Almost nine weeks ago, my cable modem was installed. Today, it finally started working. I have had the cable guys out to my house countless times, but they could never figure out the problem. Today, they finally figured out the problem and fixed it. So here I am, coming to you at 130 kb/sec.
They are installing broadband (is that what it is called, BTW?) where I live. I’m counting the days until I get to toss my 28.8 modem out the window.
(59 days to go)
ADSL was up 'n running in two hours. Wait, it was actually 1 1/2 hours, including the internal wiring. Nice little 192K connection.
The T3 from work is also nice.
Disclaimer - no teasing or taunting of those with slower connections was intended in this post. Any occurrences of teasing or taunting are strictly coincidental.
As to how accurate it is, I don’t know. I’ve been trying to download from Napster, but the best I seem to be getting is 20 kb/sec. Of course, there are a lot of people on the site now, so that may have something to do with it.
Heh. 1149.3 kbps. T1 from work. My ISP is 50 feet away.

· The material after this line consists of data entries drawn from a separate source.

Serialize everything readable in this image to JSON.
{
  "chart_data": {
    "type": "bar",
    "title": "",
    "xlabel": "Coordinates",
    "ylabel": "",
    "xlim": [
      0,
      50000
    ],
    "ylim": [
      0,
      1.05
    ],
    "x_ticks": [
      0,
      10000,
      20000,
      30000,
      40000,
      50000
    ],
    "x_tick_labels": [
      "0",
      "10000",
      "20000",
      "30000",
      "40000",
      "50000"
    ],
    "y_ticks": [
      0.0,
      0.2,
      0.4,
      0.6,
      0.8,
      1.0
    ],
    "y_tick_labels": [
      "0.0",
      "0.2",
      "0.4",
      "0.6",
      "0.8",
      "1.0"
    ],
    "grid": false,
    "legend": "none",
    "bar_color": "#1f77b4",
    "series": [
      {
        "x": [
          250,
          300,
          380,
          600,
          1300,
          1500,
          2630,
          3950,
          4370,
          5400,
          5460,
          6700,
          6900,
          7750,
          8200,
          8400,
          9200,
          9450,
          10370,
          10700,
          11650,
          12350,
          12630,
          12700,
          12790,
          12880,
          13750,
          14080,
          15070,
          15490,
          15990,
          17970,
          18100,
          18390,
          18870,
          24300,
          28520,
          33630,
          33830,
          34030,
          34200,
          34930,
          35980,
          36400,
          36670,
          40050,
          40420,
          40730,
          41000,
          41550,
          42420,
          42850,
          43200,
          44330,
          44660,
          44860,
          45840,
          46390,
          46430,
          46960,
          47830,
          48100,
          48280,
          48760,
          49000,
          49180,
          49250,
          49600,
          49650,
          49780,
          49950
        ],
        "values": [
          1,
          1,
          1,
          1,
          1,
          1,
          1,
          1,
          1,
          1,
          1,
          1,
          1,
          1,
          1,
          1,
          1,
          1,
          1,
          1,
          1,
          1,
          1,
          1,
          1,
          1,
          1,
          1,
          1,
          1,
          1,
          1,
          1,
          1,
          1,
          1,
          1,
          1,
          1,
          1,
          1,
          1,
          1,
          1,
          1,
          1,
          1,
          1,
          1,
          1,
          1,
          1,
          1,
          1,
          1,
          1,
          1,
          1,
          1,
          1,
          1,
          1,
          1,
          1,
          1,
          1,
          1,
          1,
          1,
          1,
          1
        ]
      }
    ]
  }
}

I suppose you could call it that. What you are probably getting is what’s called an HFC network. HFC is Hybrid Fiber-Coax. Fiber optic cable transmitting digital data spreads out from the head-end, is converted to an analog signal at the optic/power node which serves approximately 500 homes, and finally comes to your house via analog RF signal on coaxial cable. Broadband really just refers to the transmitted RF range. CATV/Data HFC sytems are now sending signals ranging from about 50MHz through 850MHz. At least thats what my clients are doing.